L’onda lunga degli attentati di Parigi dello scorso 13 novembre è arrivata fino a Tokyo. E ora l’esecutivo guidato da Shinzo Abe si prepara a rafforzare le misure antiterrorismo dopo gli impegni presi al recente G20 di Antalya, in Turchia. Più cooperazione con la comunità internazionale per fermare il terrorismo e proteggere le vite dei cittadini giapponesi: sono queste le due priorità che hanno spinto la leadership del Partito liberaldemocratico giapponese, formazione politica al governo da fine 2012, ad annunciare la presentazione di una nuova legge sulla cospirazione nel corso della prossima sessione parlamentare.
La legge punirebbe non solo i complici o gli esecutori di un crimine, ma anche coloro che vengono intercettati mentre parlano della sua organizzazione.
“L’anno prossimo in Giappone si terrà un summit internazionale, una situazione in cui valutare con cautela adeguate misure antiterrorismo”, ha spiegato Sadakazu Tanigaki, segretario generale del partito di maggioranza durante una conferenza stampa a Tokyo il 17 novembre scorso.
Il riferimento è al summit del G7 che si terrà a maggio 2016 proprio in Giappone. Ma negli obiettivi del governo c’è anche il rafforzamento delle misure di sicurezza in vista delle Olimpiadi che si terranno nella capitale del Paese del Sol levante nel 2020.
“Senza raccogliere informazioni — ha aggiunto Tanigaki — non abbiamo gli strumenti sufficienti per rispondere [alle minacce]”.
La leadership conservatrice ha così deciso di rispolverare una proposta di legge del 2003 concepita sulla stregua della Convenzione delle Nazioni Unite contro la criminalità organizzata transnazionale, firmata ma non ratificata dal Giappone, che impegnava i paesi firmatari ad adottare, tra le altre, adeguate misure legislative contro il riciclaggio di denaro e ogni forma di “partecipazione, associazione, cospirazione e tentativo di commettere” traffico di denaro sporco.

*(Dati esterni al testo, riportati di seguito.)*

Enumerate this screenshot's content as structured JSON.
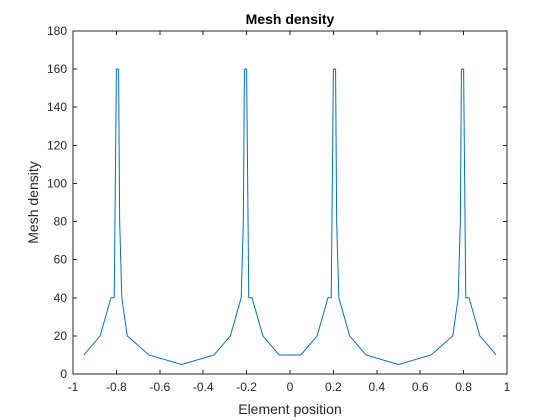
{
  "chart_data": {
    "type": "line",
    "title": "Mesh density",
    "xlabel": "Element position",
    "ylabel": "Mesh density",
    "xlim": [
      -1,
      1
    ],
    "ylim": [
      0,
      180
    ],
    "xticks": [
      -1,
      -0.8,
      -0.6,
      -0.4,
      -0.2,
      0,
      0.2,
      0.4,
      0.6,
      0.8,
      1
    ],
    "yticks": [
      0,
      20,
      40,
      60,
      80,
      100,
      120,
      140,
      160,
      180
    ],
    "xtick_labels": [
      "-1",
      "-0.8",
      "-0.6",
      "-0.4",
      "-0.2",
      "0",
      "0.2",
      "0.4",
      "0.6",
      "0.8",
      "1"
    ],
    "ytick_labels": [
      "0",
      "20",
      "40",
      "60",
      "80",
      "100",
      "120",
      "140",
      "160",
      "180"
    ],
    "grid": false,
    "line_color": "#0072BD",
    "series": [
      {
        "x": [
          -0.95,
          -0.875,
          -0.825,
          -0.81,
          -0.8,
          -0.79,
          -0.785,
          -0.775,
          -0.75,
          -0.65,
          -0.5,
          -0.35,
          -0.275,
          -0.225,
          -0.215,
          -0.21,
          -0.2,
          -0.19,
          -0.175,
          -0.125,
          -0.05,
          0.05,
          0.125,
          0.175,
          0.19,
          0.2,
          0.21,
          0.215,
          0.225,
          0.275,
          0.35,
          0.5,
          0.65,
          0.75,
          0.775,
          0.785,
          0.79,
          0.8,
          0.81,
          0.825,
          0.875,
          0.95
        ],
        "y": [
          10,
          20,
          40,
          40,
          160,
          160,
          80,
          40,
          20,
          10,
          5,
          10,
          20,
          40,
          80,
          160,
          160,
          40,
          40,
          20,
          10,
          10,
          20,
          40,
          40,
          160,
          160,
          80,
          40,
          20,
          10,
          5,
          10,
          20,
          40,
          80,
          160,
          160,
          40,
          40,
          20,
          10
        ]
      }
    ]
  }
}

La bozza di legge, sottoposta tre volte al voto parlamentare, ma mai approvata, mirava ad espandere le capacità di lotta al crimine organizzato attraverso lo strumento delle intercettazioni della corrispondenza o di conversazioni telefoniche tra membri di un’associazione a delinquere. In particolare, esso aveva l’obiettivo di rafforzare gli strumenti di prevenzione di omicidi, truffe e scontri armati per mano dei clan di yakuza, la mafia locale.
A dieci anni di distanza, a fine 2013, la leadership del Partito liberaldemocratico era tornata a ribadire l’importanza dell’introduzione del reato di cospirazione ai fini della lotta al terrorismo. L’occasione era l’approvazione della discussa legge sulla “Protezione dei segreti specifici”, un provvedimento che ha sottoposto al segreto di stato 460 mila documenti in tema di difesa, diplomazia e intelligence e prevede 10 anni di carcere per i giornalisti che pubblichino informazioni sensibili e 5 per chiunque inciti fughe di notizie dai ranghi della burocrazia statale.
Oggi come allora rimangono alcune perplessità; in particolare, per quanto riguarda la tutela della privacy e l’effettiva urgenza di una misura che sembra pensata per rafforzare un sistema di sorveglianza già pervasivo — basti pensare nella sola Tokyo opera il corpo di polizia più grande del mondo, forte di oltre 43mila agenti — e stringere il controllo delle autorità sull’opinione pubblica.
Le opposizioni fanno notare l’estrema difficoltà “di trovare un equilibrio che permetta di gestire una crisi nel modo più consono e al contempo proteggere i diritti delle persone”; mentre dalle pagine del quotidiano Tokyo Shimbun, l’Associazione nazionale degli avvocati fa critica l’idea dell’esecutivo: “Proporre il reato di cospirazione come misura antiterrorismo è una distorsione interpretativa notevole”.